As a business leader, it’s important to do everything you can to prevent and reduce identity theft, which can otherwise lead to financial loss for you, your organization and your consumers. But sometimes, the go-to approach can create a frustrating customer experience.
As the president of an information technology company, I suggest using artificial-intelligence-based behavior tracking—which uses biometrics and contextual intelligence to judge the risks involved in a transaction—to help prevent identity theft. This type of technology helps enterprises assess the nature of a transaction and determine which authentication levels are needed to successfully authorize the purchase.
Enterprises face a lot of pressure regarding data privacy, so they are forced to set up a stringent process to validate a genuine user. This can lead to a lot of friction and unpleasantness, which can then lead to compromising the customer experience. Today’s customers often face two kinds of problems when they seek assistance from the contact center or customer support at a bank, telephone company, etc.:
First, they need to identify themselves and prove that they are who they claim to be. Second, irrespective of the nature of support or risk associated with the transaction, they need to go through the same process of proving who they are any time they call.
For example, imagine you’re calling your bank: No matter the amount of money in your account, you’ll likely be asked questions to verify who you are, such as your mother’s maiden name, pet’s name, what college you went to or even what the last transaction on your card was.
Similarly, whether you want to know your latest account balance or you want assistance transferring $100,000 from your savings to a checking account, the set of questions or verification process could be the same. All this can lead to frustration and even compromise security, as personal information is often easily available on social media or through social engineering methods imposters follow.
How would a new authentication process work?
Enterprises are embracing new technologies, such as AI-based behavior tracking and a composite risk-based authentication with biometric authentication as a tool to enhance customer experience with “passive” detection and authentication of user credentials. (Full disclosure: This is a service my company offers.)

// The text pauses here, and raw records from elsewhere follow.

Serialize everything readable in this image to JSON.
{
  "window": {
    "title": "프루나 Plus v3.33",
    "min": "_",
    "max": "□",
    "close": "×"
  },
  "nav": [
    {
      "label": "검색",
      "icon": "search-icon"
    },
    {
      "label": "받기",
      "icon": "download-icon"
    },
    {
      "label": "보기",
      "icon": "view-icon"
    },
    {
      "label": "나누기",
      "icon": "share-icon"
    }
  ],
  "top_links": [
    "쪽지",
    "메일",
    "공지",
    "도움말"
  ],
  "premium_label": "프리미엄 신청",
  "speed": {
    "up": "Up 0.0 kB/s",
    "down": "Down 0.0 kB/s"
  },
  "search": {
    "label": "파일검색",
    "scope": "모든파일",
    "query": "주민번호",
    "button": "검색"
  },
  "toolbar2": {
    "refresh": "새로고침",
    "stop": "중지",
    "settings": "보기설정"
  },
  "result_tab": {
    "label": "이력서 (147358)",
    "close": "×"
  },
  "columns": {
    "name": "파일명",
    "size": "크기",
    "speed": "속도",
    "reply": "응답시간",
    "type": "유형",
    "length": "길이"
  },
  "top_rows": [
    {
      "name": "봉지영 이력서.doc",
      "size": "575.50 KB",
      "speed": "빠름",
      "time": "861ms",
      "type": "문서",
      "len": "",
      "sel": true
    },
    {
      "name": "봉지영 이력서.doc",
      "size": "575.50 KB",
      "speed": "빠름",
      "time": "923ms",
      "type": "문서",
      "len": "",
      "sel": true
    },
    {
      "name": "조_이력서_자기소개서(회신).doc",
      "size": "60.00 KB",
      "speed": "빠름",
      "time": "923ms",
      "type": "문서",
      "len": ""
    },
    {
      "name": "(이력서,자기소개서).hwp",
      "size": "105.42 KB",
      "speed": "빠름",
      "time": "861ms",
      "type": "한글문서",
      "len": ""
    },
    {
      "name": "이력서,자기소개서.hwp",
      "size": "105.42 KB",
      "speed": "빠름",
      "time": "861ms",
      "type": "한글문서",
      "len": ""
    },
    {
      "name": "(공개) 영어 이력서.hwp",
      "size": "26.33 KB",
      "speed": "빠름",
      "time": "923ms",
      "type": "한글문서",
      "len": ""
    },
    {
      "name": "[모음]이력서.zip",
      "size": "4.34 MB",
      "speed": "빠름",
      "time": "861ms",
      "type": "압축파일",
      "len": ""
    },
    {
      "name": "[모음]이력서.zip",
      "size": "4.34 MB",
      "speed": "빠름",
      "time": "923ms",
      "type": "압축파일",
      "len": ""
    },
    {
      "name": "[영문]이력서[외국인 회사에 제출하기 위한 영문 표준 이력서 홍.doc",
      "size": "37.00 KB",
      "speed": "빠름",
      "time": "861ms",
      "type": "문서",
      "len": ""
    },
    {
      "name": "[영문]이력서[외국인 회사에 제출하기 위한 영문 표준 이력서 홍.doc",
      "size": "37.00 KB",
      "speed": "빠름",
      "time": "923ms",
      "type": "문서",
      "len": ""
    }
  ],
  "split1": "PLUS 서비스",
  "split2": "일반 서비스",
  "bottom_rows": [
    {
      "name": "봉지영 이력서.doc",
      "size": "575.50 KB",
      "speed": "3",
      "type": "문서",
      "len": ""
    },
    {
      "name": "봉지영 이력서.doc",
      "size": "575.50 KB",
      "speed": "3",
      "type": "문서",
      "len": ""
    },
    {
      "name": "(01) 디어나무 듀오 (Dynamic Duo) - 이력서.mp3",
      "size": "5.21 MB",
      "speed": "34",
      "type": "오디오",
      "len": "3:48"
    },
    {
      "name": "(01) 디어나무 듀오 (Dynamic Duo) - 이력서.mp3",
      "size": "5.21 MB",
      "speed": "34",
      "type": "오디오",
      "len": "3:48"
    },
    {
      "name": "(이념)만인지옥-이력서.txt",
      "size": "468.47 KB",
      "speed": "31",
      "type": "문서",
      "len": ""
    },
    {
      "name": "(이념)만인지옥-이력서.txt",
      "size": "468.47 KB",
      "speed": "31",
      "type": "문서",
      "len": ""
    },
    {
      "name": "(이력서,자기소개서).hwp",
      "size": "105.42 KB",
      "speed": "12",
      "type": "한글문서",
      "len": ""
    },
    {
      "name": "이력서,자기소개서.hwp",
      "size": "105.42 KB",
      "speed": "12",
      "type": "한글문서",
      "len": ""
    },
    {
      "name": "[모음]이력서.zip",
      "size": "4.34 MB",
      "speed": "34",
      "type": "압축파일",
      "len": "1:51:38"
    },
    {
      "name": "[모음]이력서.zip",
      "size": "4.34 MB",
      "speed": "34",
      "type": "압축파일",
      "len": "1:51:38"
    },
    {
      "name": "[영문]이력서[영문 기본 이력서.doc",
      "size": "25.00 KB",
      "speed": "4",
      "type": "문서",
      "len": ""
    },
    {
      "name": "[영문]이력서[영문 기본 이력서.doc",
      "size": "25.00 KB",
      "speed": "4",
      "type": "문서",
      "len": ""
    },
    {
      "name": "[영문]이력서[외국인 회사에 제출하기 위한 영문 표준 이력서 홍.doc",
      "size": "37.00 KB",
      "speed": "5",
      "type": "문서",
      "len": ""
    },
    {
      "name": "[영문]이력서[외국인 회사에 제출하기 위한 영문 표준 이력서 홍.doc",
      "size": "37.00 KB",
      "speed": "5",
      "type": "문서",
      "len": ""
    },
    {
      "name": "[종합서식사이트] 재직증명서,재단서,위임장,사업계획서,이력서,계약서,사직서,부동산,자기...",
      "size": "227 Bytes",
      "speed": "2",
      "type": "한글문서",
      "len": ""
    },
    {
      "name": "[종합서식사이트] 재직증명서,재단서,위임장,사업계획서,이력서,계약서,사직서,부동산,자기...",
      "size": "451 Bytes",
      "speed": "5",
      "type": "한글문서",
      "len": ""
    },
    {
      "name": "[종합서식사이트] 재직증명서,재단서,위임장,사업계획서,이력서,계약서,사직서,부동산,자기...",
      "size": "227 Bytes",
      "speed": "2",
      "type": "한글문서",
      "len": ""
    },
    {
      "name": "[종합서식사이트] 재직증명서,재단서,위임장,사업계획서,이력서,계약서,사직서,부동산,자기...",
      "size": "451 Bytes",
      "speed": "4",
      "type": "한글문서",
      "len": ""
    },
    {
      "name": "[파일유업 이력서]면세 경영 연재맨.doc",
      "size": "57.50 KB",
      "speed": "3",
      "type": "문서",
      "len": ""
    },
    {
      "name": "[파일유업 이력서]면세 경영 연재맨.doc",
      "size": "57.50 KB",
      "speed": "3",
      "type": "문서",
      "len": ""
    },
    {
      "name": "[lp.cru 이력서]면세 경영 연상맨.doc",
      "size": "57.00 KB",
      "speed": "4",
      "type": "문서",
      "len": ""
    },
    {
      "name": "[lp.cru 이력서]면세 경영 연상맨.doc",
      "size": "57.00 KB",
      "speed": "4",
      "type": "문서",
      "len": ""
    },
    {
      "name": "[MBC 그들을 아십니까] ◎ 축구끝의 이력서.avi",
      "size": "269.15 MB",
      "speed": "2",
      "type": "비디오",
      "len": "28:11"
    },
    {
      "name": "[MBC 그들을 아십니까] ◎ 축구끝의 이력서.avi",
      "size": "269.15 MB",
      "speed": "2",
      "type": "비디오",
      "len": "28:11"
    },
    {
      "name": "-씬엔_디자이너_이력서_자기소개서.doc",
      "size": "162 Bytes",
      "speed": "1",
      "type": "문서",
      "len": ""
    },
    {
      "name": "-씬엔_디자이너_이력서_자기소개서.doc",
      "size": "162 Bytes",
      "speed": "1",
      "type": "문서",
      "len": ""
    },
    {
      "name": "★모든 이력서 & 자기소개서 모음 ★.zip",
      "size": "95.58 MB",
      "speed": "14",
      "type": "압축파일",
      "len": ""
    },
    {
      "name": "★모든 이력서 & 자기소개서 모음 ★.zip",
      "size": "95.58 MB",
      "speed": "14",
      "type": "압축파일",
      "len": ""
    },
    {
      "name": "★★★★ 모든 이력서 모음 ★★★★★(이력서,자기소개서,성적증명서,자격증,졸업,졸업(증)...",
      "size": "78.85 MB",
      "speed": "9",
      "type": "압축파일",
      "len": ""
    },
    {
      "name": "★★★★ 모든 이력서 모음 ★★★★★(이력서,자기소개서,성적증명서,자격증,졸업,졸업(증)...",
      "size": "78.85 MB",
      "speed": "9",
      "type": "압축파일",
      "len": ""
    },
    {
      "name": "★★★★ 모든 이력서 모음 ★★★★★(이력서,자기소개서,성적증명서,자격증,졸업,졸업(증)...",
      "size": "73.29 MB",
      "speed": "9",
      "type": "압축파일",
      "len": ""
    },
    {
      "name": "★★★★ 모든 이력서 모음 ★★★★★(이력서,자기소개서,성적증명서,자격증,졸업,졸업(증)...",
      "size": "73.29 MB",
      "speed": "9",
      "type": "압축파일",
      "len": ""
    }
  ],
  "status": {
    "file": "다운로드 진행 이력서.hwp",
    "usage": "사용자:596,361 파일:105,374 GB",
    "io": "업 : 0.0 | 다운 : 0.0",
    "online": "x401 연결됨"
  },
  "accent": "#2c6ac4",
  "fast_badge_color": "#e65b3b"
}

It is clear from the words that, using contextual intelligence, the authentication process and necessary authorization for a particular transaction is dynamically assigned. For example, if someone asks, “What is my balance?” you might just do a PIN-based authentication. However, if the same user is asking for a fund transfer, you’d use voice biometrics and/or an additional process based on the risk of the transaction.
Contextual intelligence can be based either on user behavior or on the risk of a transaction. Sometimes, for information-related services, it’s best to use the behavior-based approach. In the case of a transaction-based authentication, the nature and quantum of risks involved with the transaction need to be weighed, so a multifactor authentication including biometrics should be used. This is called RB-MFA, and AI-based behavior tracking and biometrics are key to this.
Voice biometrics is emerging as a solution for AI-based behavior tracking and composite risk-based authentication. Unlike just a match on whether something is “true” or “false,” which is a binary result from other biometrics systems, a “confidence score” is the output of the voice biometrics system, so one can do RB-MFA with voice with ease.
For example, if the confidence score of a customer’s answer is in the range of 400-600 and the information or service sought by the customer is classified as “low risk,” you can pass the customer with the first level of authentication (i.e., when they describe their problem or request to an agent). But, if the transaction or service is classified as “high risk,” it’s important to increase the threshold to 750 and seek additional voice inputs with additional questions to the caller.
An enterprise can very easily adopt voice biometrics when a customer reaches out to their contact center for any service. Or, you can ask for explicit consent from customers and ask them to proactively enroll. Over a short period, regular users will get enrolled.
That said, it’s important to consider any roadblocks you might face if you’re considering implementing this tech. For example, a key challenge in implementing a voice biometrics system is collecting voice prints of existing customers and verifying that information with the original customer. For example, if an imposter gets enrolled in place of the original customer when the voice print is being created, how would the system know? This can be overcome by end user education about the benefits of voice biometrics and calling them on their registered mobile phone to make a verification call to complete the process of enrollment.
Another challenge is the use of speakerphones and noisy environments. User education is also key here to ensure that they speak from relatively noise-free environments and do not use speakerphones.
It’s also worth noting that passive behavior tracking using AI is another area under development by a few vendors. Many parameters of smartphones, including geolocation tracking, the way you swipe the screen, the pressure applied while typing, your style of walking and talking, etc. forms the part of this AI-based behavior tracking system. This can complement voice biometrics to ensure a reduction in fraud.
In summary, I believe AI and voice biometrics can play a big role in helping to improve the customer experience and secure their transactions. It’s relatively user-friendly, and user education can help you overcome any challenges you face, should you choose to implement the technology.